1. Gün: Trabzon | Atatürk Köşkü |Ayasofya | Akçaabat | Sümela Manastırı
Atatürk Köşkü
1923’te ilk Trabzon ziyaretinde Ulu Önder Atatürk’ün etkilendiği bu köşk, 1890’de inşa edilmiş. Daha sonra Trabzon halkı tarafından satın alınıp kendilerine hediye edilmiş. Bu müze, Türk halkının Türkiye Cumhuriyeti’nin kurucusuna duyduğu sevginin güzel ifadelerinden biridir. Mustafa Kemal, vasiyetinin bir bölümünü de burada yazmıştır. Üçüncü ziyaretinde “İnsanın serveti, kendi manevi kişiliğinde olmalıdır. Ben büyük milletime daha neler vermek istiyorum.” demiştir.
Ayasofya
Ayasofya Müzesi Manuel Komenos döneminde inşa edilmiştir, (1238 – 1263).
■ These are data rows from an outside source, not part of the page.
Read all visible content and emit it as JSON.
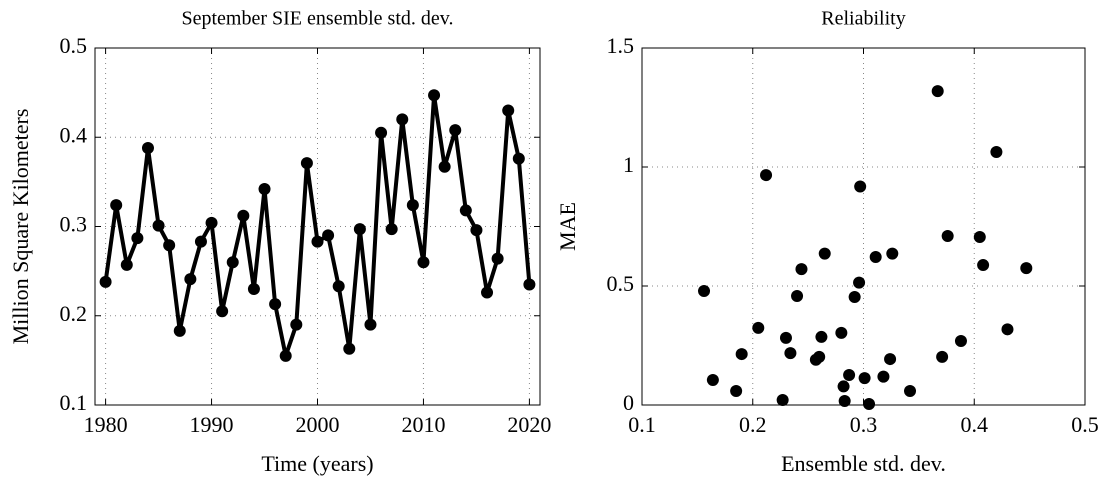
{
  "chart_data": [
    {
      "type": "line",
      "title": "September SIE ensemble std. dev.",
      "xlabel": "Time (years)",
      "ylabel": "Million Square Kilometers",
      "x": [
        1980,
        1981,
        1982,
        1983,
        1984,
        1985,
        1986,
        1987,
        1988,
        1989,
        1990,
        1991,
        1992,
        1993,
        1994,
        1995,
        1996,
        1997,
        1998,
        1999,
        2000,
        2001,
        2002,
        2003,
        2004,
        2005,
        2006,
        2007,
        2008,
        2009,
        2010,
        2011,
        2012,
        2013,
        2014,
        2015,
        2016,
        2017,
        2018,
        2019,
        2020
      ],
      "values": [
        0.238,
        0.324,
        0.257,
        0.287,
        0.388,
        0.301,
        0.279,
        0.183,
        0.241,
        0.283,
        0.304,
        0.205,
        0.26,
        0.312,
        0.23,
        0.342,
        0.213,
        0.155,
        0.19,
        0.371,
        0.283,
        0.29,
        0.233,
        0.163,
        0.297,
        0.19,
        0.405,
        0.297,
        0.42,
        0.324,
        0.26,
        0.447,
        0.367,
        0.408,
        0.318,
        0.296,
        0.226,
        0.264,
        0.43,
        0.376,
        0.235
      ],
      "color": "#000000",
      "xlim": [
        1979,
        2021
      ],
      "ylim": [
        0.1,
        0.5
      ],
      "xticks": [
        1980,
        1990,
        2000,
        2010,
        2020
      ],
      "yticks": [
        0.1,
        0.2,
        0.3,
        0.4,
        0.5
      ],
      "grid": true
    },
    {
      "type": "scatter",
      "title": "Reliability",
      "xlabel": "Ensemble std. dev.",
      "ylabel": "MAE",
      "x": [
        0.156,
        0.164,
        0.185,
        0.19,
        0.205,
        0.212,
        0.227,
        0.23,
        0.234,
        0.24,
        0.244,
        0.257,
        0.26,
        0.262,
        0.265,
        0.28,
        0.282,
        0.283,
        0.287,
        0.292,
        0.296,
        0.297,
        0.301,
        0.305,
        0.311,
        0.318,
        0.324,
        0.326,
        0.342,
        0.367,
        0.371,
        0.376,
        0.388,
        0.405,
        0.408,
        0.42,
        0.43,
        0.447
      ],
      "values": [
        0.479,
        0.105,
        0.059,
        0.214,
        0.324,
        0.966,
        0.021,
        0.282,
        0.218,
        0.458,
        0.571,
        0.19,
        0.202,
        0.286,
        0.636,
        0.303,
        0.078,
        0.017,
        0.126,
        0.454,
        0.514,
        0.918,
        0.113,
        0.004,
        0.622,
        0.119,
        0.193,
        0.636,
        0.059,
        1.319,
        0.202,
        0.71,
        0.269,
        0.706,
        0.588,
        1.063,
        0.318,
        0.575
      ],
      "color": "#000000",
      "xlim": [
        0.1,
        0.5
      ],
      "ylim": [
        0,
        1.5
      ],
      "xticks": [
        0.1,
        0.2,
        0.3,
        0.4,
        0.5
      ],
      "yticks": [
        0,
        0.5,
        1,
        1.5
      ],
      "grid": true
    }
  ]
}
Kilise olarak yaptırılan bina Sultan II. Mehmet tarafından 1453’te camiye dönüştürülmüştür. Birinci Dünya Savaşı sırasında hastane olarak kullanılmış ve daha sonra tekrar cami ve 1964’te müze haline getirilmiştir.
Sümela Manastırı
Altındere sınırları içinde 1200 metre yükseklikte bulunan ve Meryem Ana’ya adanmış Sümela Manastırı, yapıyı çevreleyen güzel bitki örtüsü ile beni şaşırttı. Mimarisini ve tarihini keşfettiğinizde manastıra duyduğunuz hayranlık büyüsü devam ediyor. Ancak Manastır ziyareti hak edilen bir şey; ona ulaşmadan ve Meryem Ana’nın izlerini keşfetmeden önce dar ve uzun basamakları tırmanmalısınız. Manastırın zamana yenilmemiş yapısı ve özellikle de kurulduğu muhteşem ortamı keşfettiğinizde bu tırmanışı unutacaksınız.
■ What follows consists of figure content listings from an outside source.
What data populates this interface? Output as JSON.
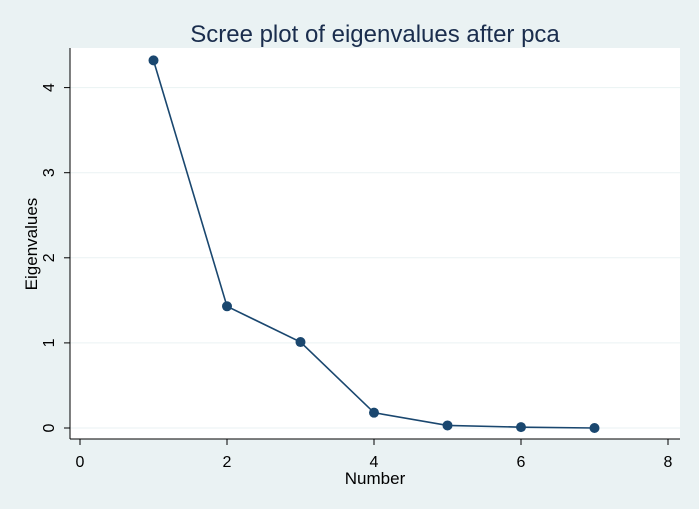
{
  "chart_data": {
    "type": "line",
    "title": "Scree plot of eigenvalues after pca",
    "xlabel": "Number",
    "ylabel": "Eigenvalues",
    "xlim": [
      0,
      8
    ],
    "ylim": [
      0,
      4.45
    ],
    "xticks": [
      0,
      2,
      4,
      6,
      8
    ],
    "yticks": [
      0,
      1,
      2,
      3,
      4
    ],
    "grid": true,
    "x": [
      1,
      2,
      3,
      4,
      5,
      6,
      7
    ],
    "series": [
      {
        "values": [
          4.32,
          1.43,
          1.01,
          0.18,
          0.03,
          0.01,
          0.0
        ]
      }
    ],
    "colors": {
      "background": "#eaf2f3",
      "plot": "#ffffff",
      "line": "#1a476f",
      "marker": "#1a476f",
      "grid": "#eaf2f3",
      "title": "#1a2d4d"
    }
  }
}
2. Gün : Uzungöl | Karaster ve Lustra Yaylaları | Çay Fabrikası | Rize Bezleri | Ayder
Trabzon’un, yani bölgenin en büyük şehrinin, kalbinde, muhteşem dağlar ve ormanlar arasında, olağanüstü bir mücevher saklı: Uzungöl. Güne Uzungöl’ün dinlendirici doğasında başlıyoruz, büyüleyici manzaralarıyla kendisine gösterilen ilgiyi gerçekten hak ediyor. Lustra ve Karaster yaylası ziyaretiyle devam ediyoruz. Güzel ahşap evler ve hayal kurduran bir dünya keşfediyoruz. Bir çay fabrikasında kısa ama hoş bir moladan sonra, Fırtına deresinin 1350 metre yüksekliğinde bulunan Ayder Yaylasının cazibesine kapılıyoruz. Daha sonra, adımlarımız bizi Gelintülü şelalesine götürüyor. Doğada rahatlama ve özümüze dönme vakti. Bu huzurlu anın keyfini sonuna kadar çıkardık. Geçe çöküp, ateş yakıldıktan sonra ise büyü bu sefer geleneksel Karadeniz gecesiyle devam etti – bayıldım!
3. Gün : Batum
Batum’da günü geçirmek üzere sınırı geçiyoruz. Eski Sovyet evleri ve ünlü anıtlardan esinlenmiş ultra modern binalar arasındaki kontrastı izleyerek geçirdiğimiz keyifli bir gündü. Beklenmedik ve görkemli bambu ormanında bir yürüyüşle kapattığımız kısa bir geziydi. Ancak itiraf etmeliyim ki şehir beni cezp etmedi ve diğer taraftaki mucizelere geri dönmek için sabırsızlandım!
4. Gün : Borkça | Karagöl | Çoruh Nehri |Zilkale | Palovit
Rize’yi gezmek, her dönemeçte nehirlerin, dağların nefes kesici manzaralarına hayran kalmak anlamına geliyor. Macera, %95 ormanla kaplı olan ve yeşil alanları birbirini takip ettiği ancak birbirine benzemediği Artvin ziyaretiyle devam ediyor. Karagöl’ü ve tropik ormanlara benzeyen unutulmaz bir ekosistemin büyüleyici güzelliğini keşfediyoruz. Turistlerin yokluğu, bana göre, burayı daha cazip ve huzurlu kılıyor.